Après l’échec des négociations conventionnelles en février dernier puis la parution du règlement arbitral, la question que chacun a à l’esprit est de savoir quand reprendront les négociations conventionnelles. Faudra-t-il attendre deux ans comme le permettent les textes réglementaires ? En mars, le ministre de la Santé nous avait annoncé qu’il souhaitait que ces négociations reprennent avant l’été. Force est de constater que tel ne sera pas le cas.
Aujourd’hui, alors que se prépare le projet de loi de financement de la Sécurité sociale (PLFSS) 2024 qui doit déterminer les moyens financiers qui seront donnés à la Santé l’année prochaine, tous les feux semblent être au rouge. Les déclarations et les rapports se succèdent venant du ministre de l’Économie, du directeur de la Direction de la Sécurité sociale (DSS) et du directeur de la Caisse nationale d’Assurance maladie (CNAM). Tous annoncent des milliards d’euros d’économies à réaliser sur la Santé et l’hypothèse de plus en plus probable est de se retrouver à nouveau avec une enveloppe financière rendant impossible toute chance d’aboutir à une convention médicale qui donne aux médecins les moyens d’améliorer l’accès aux soins tout en préservant la qualité de ces derniers.
Pourtant, d’autres feux clignotant au rouge devraient alerter ce gouvernement si la santé des Français fait encore partie de ses préoccupations. Le nombre de médecins traitants libéraux diminue beaucoup plus rapidement que prévu.
Certains abandonnent l’exercice libéral pour l’exercice moins contraignant de médecin traitant salarié. D’autres s’engouffrent dans des « niches » pour rester médecin généraliste mais ne plus être médecin de famille : médecins salariés dans des établissements de santé, médecins exerçant dans des centres de soins non programmés, médecins régulateurs de façon exclusive. Le cumul emploi-retraite attire de moins en moins. D’autres enfin, attachés à leur métier de médecin de famille libéral, choisissent le déconventionnement pour s’affranchir du poids des tutelles qui ne leur permettent plus d’assurer une médecine de qualité pour leurs patients.

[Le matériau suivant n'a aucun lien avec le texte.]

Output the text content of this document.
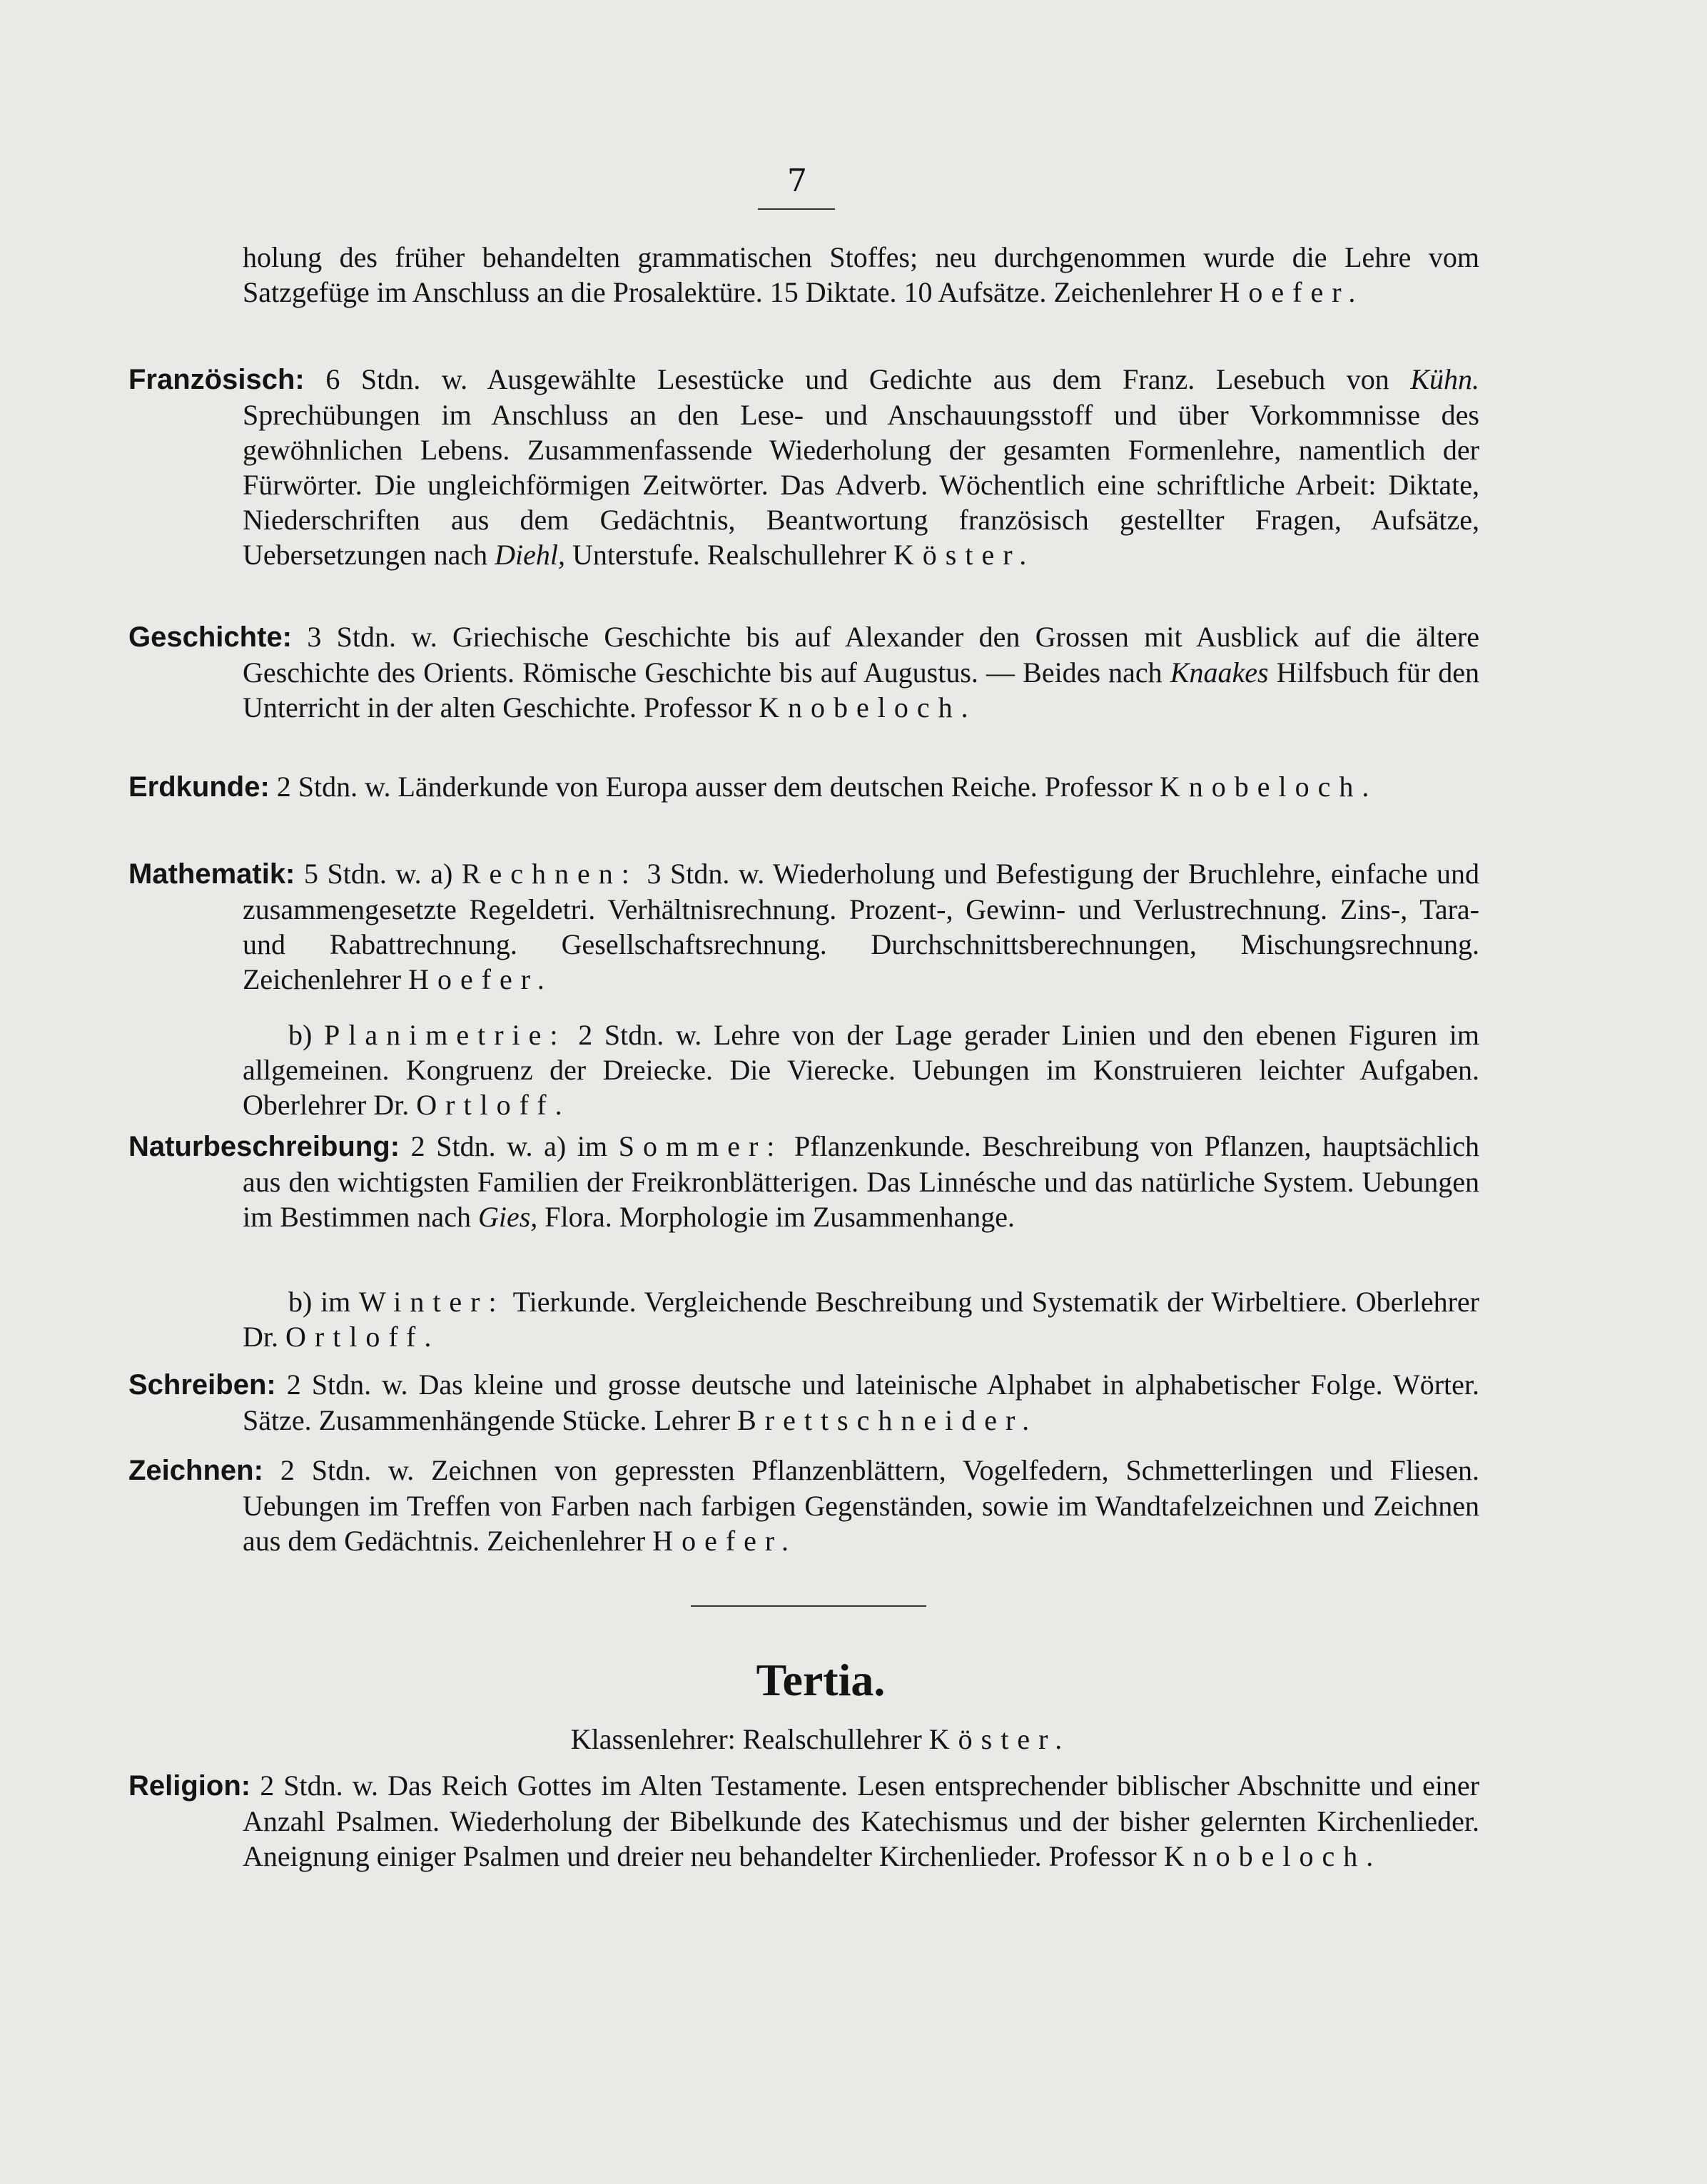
7

holung des früher behandelten grammatischen Stoffes; neu durchgenommen wurde die Lehre vom Satzgefüge im Anschluss an die Prosalektüre. 15 Diktate. 10 Aufsätze. Zeichenlehrer Hoefer.

Französisch: 6 Stdn. w. Ausgewählte Lesestücke und Gedichte aus dem Franz. Lesebuch von Kühn. Sprechübungen im Anschluss an den Lese- und Anschauungsstoff und über Vorkommnisse des gewöhnlichen Lebens. Zusammenfassende Wiederholung der gesamten Formenlehre, namentlich der Fürwörter. Die ungleichförmigen Zeitwörter. Das Adverb. Wöchentlich eine schriftliche Arbeit: Diktate, Niederschriften aus dem Gedächtnis, Beantwortung französisch gestellter Fragen, Aufsätze, Uebersetzungen nach Diehl, Unterstufe. Realschullehrer Köster.

Geschichte: 3 Stdn. w. Griechische Geschichte bis auf Alexander den Grossen mit Ausblick auf die ältere Geschichte des Orients. Römische Geschichte bis auf Augustus. — Beides nach Knaakes Hilfsbuch für den Unterricht in der alten Geschichte. Professor Knobeloch.

Erdkunde: 2 Stdn. w. Länderkunde von Europa ausser dem deutschen Reiche. Professor Knobeloch.

Mathematik: 5 Stdn. w. a) Rechnen: 3 Stdn. w. Wiederholung und Befestigung der Bruchlehre, einfache und zusammengesetzte Regeldetri. Verhältnisrechnung. Prozent-, Gewinn- und Verlustrechnung. Zins-, Tara- und Rabattrechnung. Gesellschaftsrechnung. Durchschnittsberechnungen, Mischungsrechnung. Zeichenlehrer Hoefer.

b) Planimetrie: 2 Stdn. w. Lehre von der Lage gerader Linien und den ebenen Figuren im allgemeinen. Kongruenz der Dreiecke. Die Vierecke. Uebungen im Konstruieren leichter Aufgaben. Oberlehrer Dr. Ortloff.

Naturbeschreibung: 2 Stdn. w. a) im Sommer: Pflanzenkunde. Beschreibung von Pflanzen, hauptsächlich aus den wichtigsten Familien der Freikronblätterigen. Das Linnésche und das natürliche System. Uebungen im Bestimmen nach Gies, Flora. Morphologie im Zusammenhange.

b) im Winter: Tierkunde. Vergleichende Beschreibung und Systematik der Wirbeltiere. Oberlehrer Dr. Ortloff.

Schreiben: 2 Stdn. w. Das kleine und grosse deutsche und lateinische Alphabet in alphabetischer Folge. Wörter. Sätze. Zusammenhängende Stücke. Lehrer Brettschneider.

Zeichnen: 2 Stdn. w. Zeichnen von gepressten Pflanzenblättern, Vogelfedern, Schmetterlingen und Fliesen. Uebungen im Treffen von Farben nach farbigen Gegenständen, sowie im Wandtafelzeichnen und Zeichnen aus dem Gedächtnis. Zeichenlehrer Hoefer.

Tertia.
Klassenlehrer: Realschullehrer Köster.

Religion: 2 Stdn. w. Das Reich Gottes im Alten Testamente. Lesen entsprechender biblischer Abschnitte und einer Anzahl Psalmen. Wiederholung der Bibelkunde des Katechismus und der bisher gelernten Kirchenlieder. Aneignung einiger Psalmen und dreier neu behandelter Kirchenlieder. Professor Knobeloch.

Ce désengagement vis-à-vis de la médecine générale touche aussi les internes. De nombreux doyens nous alertent sur le nombre de plus en plus important d’internes en médecine générale qui font valoir leur « droit au remord » et change de spécialité médicale. La loi Rist et la proposition de loi Valletoux, de plus en plus contraignantes, incitent les internes en médecine générale à abandonner la spécialité médicale qu’ils auraient aimé pratiquer.
Les perspectives pour les dix années à venir vont ainsi s’avérer être bien en deçà des prévisions, d’autant que les conditions d’exercice vont nettement s’aggraver pour les médecins traitants libéraux qui subsistent, les incitant, eux aussi, à tenter d’échapper tôt ou tard à un métier synonyme de souffrance au travail du fait de la maltraitance exercée par les tutelles.
Cette situation ne semblant pas émouvoir notre gouvernement, de plus en plus de médecins généralistes s’engagent dans la voie de la désobéissance tarifaire pour tenter de préserver leur entreprise libérale alors que leurs charges explosent. Cela ne suffira bien sûr pas à redonner du sens à un métier où l’on réalise de plus en plus de consultations complexes de 30 à 45 mn rémunérées 25 €. En l’absence de perspectives d’une reprise rapide de négociations conventionnelles après l’été, ce mouvement de désobéissance tarifaire aura certainement vocation à s’étendre dans chaque cabinet médical.
Les Généralistes-CSMF souhaitent une reprise très rapide de cette négociation afin d’améliorer l’accès aux soins et les conditions d’exercice des médecins généralistes et ainsi arrêter l’hémorragie que subit notre profession. Pour autant, cette négociation ne pourra reprendre que si le gouvernement envoie des signes forts de chances de réussite afin de ne pas recommencer le simulacre de négociations du mois de février.